A algumas horas do fim da 18a Conferência das Nações Unidas sobre Mudança do Clima, os nervos parecem ter se acalmado em algum sentido. Talvez seja por estarmos todos cansados e faltar agora muito pouco para voltarmos para casa. Ou pode ser apenas o silêncio que precede a tempestade. A atmosfera carregada do Centro de Conferência e a tensão pela qual os negociadores têm passado nos últimos dias provocou grandes emoções nesta quinta-feira (06).
Finalmente fomos recompensados por toda a exaustão de acompanhar as discussões da COP-18, muitas vezes varando madrugada. Tivemos o prazer de presenciar ontem o momento mais marcante dessa conferência, quando o negociador-chefe da delegação filipina, Naderev “Yeb” Saño, se comoveu ao fazer um apelo sincero e genuíno aos países por mais responsabilidade e ambição.
Ele foi aplaudido de pé e arrancou lágrimas de quem o assistia no plenário de fechamento dos trabalhos técnicos sobre o Protocolo de Kyoto. Jovens ativistas, nós o recebemos em fila e com mais aplausos na saída do plenário. Fomos retribuídos com um abraço solidário daquele que já representa um alento de esperança no mundo da diplomacia climática.
Yeb Saño pediu intensamente que os ministros tomem suas decisões com base na necessidade de sete bilhões de pessoas, não na vontade de alguns poucos políticos. “Eu peço a todos, por favor, sem mais atrasos, sem mais desculpas. Deixem que Doha seja lembrada como o lugar onde encontramos a vontade política para mudar as coisas. Por favor, deixem que 2012 seja lembrado como o ano em que o mundo teve coragem para assumir responsabilidades para o futuro que queremos. Peço a todos nós aqui reunidos. Se não nós, então quem? Se não aqui, então onde? Se não agora, então quando?”, discursou.
Enquanto os negociadores de mais de 190 países seguem trancados a quatro paredes tentando resolver – ou fingindo que resolvem –, os problemas dos efeitos do aquecimento global, pessoas de carne e osso morrem por conta de desastres ambientais cada vez mais frequentes e intensos. O furacão Bapho, que atingiu o sul das Filipinas nos últimos dias, já deixou seu rastro de destruição, causando a morte de cerca de 500 pessoas, o desaparecimento de mais 400 e deixando outros 250 mil desalojados.
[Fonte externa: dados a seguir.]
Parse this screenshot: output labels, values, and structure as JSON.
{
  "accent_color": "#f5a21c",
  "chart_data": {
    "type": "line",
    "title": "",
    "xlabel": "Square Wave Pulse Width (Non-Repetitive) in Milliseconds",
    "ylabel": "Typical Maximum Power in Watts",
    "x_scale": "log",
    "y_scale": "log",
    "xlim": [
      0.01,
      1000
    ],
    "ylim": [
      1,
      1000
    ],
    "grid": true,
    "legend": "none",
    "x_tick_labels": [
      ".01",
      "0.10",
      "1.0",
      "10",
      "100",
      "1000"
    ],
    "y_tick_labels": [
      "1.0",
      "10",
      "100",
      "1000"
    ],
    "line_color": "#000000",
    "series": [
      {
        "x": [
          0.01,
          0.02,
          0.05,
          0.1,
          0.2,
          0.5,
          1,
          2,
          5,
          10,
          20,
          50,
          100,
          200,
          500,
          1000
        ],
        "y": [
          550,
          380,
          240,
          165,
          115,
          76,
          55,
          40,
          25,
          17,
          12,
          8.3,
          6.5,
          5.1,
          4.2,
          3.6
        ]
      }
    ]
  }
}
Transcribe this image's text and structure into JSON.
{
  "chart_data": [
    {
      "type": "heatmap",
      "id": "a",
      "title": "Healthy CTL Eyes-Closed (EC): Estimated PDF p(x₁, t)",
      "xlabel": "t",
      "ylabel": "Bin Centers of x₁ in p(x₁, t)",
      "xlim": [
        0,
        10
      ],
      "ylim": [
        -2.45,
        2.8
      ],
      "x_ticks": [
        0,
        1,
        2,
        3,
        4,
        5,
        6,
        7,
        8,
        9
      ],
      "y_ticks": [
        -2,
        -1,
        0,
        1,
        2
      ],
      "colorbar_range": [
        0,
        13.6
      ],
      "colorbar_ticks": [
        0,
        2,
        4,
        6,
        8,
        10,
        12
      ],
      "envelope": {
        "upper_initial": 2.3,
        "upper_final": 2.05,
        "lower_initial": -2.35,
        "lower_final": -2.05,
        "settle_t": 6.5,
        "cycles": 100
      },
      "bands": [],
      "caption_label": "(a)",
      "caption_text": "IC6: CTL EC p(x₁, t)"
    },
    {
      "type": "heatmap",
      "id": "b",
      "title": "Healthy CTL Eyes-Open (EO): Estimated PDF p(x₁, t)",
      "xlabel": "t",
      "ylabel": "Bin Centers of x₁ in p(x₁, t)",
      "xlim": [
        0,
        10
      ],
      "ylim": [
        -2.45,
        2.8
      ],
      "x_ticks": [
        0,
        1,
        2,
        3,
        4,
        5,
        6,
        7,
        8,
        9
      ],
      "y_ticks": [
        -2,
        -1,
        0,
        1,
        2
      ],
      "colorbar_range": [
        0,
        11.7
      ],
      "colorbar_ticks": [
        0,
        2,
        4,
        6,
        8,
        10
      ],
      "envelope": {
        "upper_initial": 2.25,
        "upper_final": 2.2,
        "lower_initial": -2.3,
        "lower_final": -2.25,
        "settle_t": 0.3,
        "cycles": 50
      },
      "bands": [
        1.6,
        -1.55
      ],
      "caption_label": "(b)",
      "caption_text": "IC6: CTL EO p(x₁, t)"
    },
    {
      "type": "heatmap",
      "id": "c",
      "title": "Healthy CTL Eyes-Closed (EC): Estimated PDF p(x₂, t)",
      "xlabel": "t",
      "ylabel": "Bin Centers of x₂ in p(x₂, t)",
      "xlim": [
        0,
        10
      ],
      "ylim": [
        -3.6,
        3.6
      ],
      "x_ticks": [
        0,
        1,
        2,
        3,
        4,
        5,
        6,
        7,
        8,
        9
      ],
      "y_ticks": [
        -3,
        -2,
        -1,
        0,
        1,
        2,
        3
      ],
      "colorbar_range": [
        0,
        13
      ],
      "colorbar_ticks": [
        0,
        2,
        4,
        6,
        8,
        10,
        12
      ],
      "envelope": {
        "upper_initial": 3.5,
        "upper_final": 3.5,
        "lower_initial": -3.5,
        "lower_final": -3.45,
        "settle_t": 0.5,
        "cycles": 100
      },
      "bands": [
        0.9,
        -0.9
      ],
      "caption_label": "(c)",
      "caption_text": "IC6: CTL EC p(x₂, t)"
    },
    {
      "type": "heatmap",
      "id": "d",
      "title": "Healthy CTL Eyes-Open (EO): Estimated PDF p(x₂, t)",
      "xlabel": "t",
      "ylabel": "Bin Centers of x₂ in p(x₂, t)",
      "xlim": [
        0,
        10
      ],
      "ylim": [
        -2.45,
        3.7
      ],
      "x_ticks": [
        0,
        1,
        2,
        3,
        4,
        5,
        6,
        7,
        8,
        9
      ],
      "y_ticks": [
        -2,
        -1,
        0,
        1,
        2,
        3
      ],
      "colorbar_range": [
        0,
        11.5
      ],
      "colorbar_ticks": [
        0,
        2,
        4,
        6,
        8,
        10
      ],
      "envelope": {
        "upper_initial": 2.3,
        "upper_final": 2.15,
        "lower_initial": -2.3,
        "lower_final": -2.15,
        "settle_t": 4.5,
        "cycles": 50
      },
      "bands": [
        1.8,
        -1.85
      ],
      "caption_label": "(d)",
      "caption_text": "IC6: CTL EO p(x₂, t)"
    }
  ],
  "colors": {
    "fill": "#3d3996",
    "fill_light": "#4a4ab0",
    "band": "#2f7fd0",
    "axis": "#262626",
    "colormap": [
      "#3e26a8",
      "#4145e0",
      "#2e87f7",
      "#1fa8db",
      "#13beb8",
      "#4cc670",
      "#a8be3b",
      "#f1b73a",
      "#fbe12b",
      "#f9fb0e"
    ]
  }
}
Ao final da plenária, Yeb Saño confessou que a reação foi inesperada. “Não imaginei que ficaria emocionado dessa forma. Mas são muitos anos de frustração que eu simplesmente coloquei para fora agora. As tragédias que meu povo vive não são eventos isolados, nós experienciamos isso diariamente”, desabafou.
Hoje, os negociadores seguem trabalhando para fechar os detalhes finais dos textos. Questões como financiamento para países em desenvolvimento, equidade, ambição mitigação e adaptação continuam abertas. Dinheiro? Ninguém sabe, ninguém viu. Até agora, o único anúncio de investimento prático veio da Noruega, que decidiu liberar mais 178 milhões de dólares para colocar em prática projetos do Fundo Amazônia. Quanto ao Fundo Verde para o Clima, continua vazio. Já as populações, cheias de vergonha e decepção.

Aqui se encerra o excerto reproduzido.